Ils continuèrent donc de chercher, et prirent tant
d’informations, firent, sous mille prétextes plus ingénieux les uns que les autres, causer tant de personnes, qu’ils finirent par trouver un chevau-léger qui leur avoua avoir fait partie de l’escorte qui avait amené d’Artagnan et Porthos de Compiègne à Rueil. Sans les chevau-légers, on n’aurait pas même su qu’ils y étaient rentrés.
Athos en revenait éternellement à son idée de voir la reine.

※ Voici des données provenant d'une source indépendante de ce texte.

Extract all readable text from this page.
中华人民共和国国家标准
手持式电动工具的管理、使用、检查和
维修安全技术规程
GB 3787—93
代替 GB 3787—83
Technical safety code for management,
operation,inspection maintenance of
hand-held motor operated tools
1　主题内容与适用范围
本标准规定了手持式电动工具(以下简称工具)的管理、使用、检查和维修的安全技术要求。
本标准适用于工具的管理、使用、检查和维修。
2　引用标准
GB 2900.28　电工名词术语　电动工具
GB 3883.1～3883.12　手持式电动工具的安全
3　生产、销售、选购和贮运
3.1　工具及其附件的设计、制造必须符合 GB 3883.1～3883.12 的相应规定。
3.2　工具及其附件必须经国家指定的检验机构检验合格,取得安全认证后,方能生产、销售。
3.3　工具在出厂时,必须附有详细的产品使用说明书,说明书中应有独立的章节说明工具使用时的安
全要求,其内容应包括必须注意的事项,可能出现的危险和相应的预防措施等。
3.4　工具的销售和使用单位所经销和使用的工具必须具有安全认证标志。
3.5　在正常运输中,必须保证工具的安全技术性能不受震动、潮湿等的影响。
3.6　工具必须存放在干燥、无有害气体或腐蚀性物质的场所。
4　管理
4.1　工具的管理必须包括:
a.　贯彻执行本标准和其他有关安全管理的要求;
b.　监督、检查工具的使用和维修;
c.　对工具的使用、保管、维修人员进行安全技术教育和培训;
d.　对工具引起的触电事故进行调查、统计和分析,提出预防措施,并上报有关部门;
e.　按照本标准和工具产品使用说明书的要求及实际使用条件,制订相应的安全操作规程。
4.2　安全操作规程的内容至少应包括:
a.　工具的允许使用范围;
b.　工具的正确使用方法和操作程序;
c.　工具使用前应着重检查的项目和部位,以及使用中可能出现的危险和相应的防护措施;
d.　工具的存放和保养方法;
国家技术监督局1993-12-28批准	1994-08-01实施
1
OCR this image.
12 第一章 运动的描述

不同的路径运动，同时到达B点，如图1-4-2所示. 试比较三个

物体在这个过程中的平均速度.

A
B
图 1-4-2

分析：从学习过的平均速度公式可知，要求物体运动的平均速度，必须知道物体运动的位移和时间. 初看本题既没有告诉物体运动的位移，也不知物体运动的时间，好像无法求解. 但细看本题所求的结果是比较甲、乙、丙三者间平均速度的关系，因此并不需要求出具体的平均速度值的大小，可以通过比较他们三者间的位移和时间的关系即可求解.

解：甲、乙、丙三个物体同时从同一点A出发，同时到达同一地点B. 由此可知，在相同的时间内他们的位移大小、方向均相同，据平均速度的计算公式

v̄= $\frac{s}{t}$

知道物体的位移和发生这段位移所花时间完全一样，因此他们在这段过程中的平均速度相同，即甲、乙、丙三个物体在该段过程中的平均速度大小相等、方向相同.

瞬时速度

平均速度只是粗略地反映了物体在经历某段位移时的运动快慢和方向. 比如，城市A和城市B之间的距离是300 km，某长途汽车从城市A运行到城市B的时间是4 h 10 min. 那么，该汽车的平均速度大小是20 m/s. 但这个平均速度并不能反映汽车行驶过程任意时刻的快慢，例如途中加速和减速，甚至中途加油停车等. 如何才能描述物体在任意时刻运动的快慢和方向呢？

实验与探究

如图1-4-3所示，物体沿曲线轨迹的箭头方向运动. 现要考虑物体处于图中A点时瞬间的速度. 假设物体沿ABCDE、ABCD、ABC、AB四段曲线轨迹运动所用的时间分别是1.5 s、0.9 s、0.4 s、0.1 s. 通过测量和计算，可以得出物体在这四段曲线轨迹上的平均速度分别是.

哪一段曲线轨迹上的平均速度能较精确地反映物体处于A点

– Pour voir la reine, disait Aramis, il faut d’abord voir le cardinal, et à peine aurons-nous vu le cardinal, rappelez-vous ce que je vous dis, Athos, que nous serons réunis à nos amis, mais point de la façon que nous l’entendons. Or, cette façon d’être réunis à eux me sourit assez peu, je l’avoue. Agissons en liberté pour agir bien et vite.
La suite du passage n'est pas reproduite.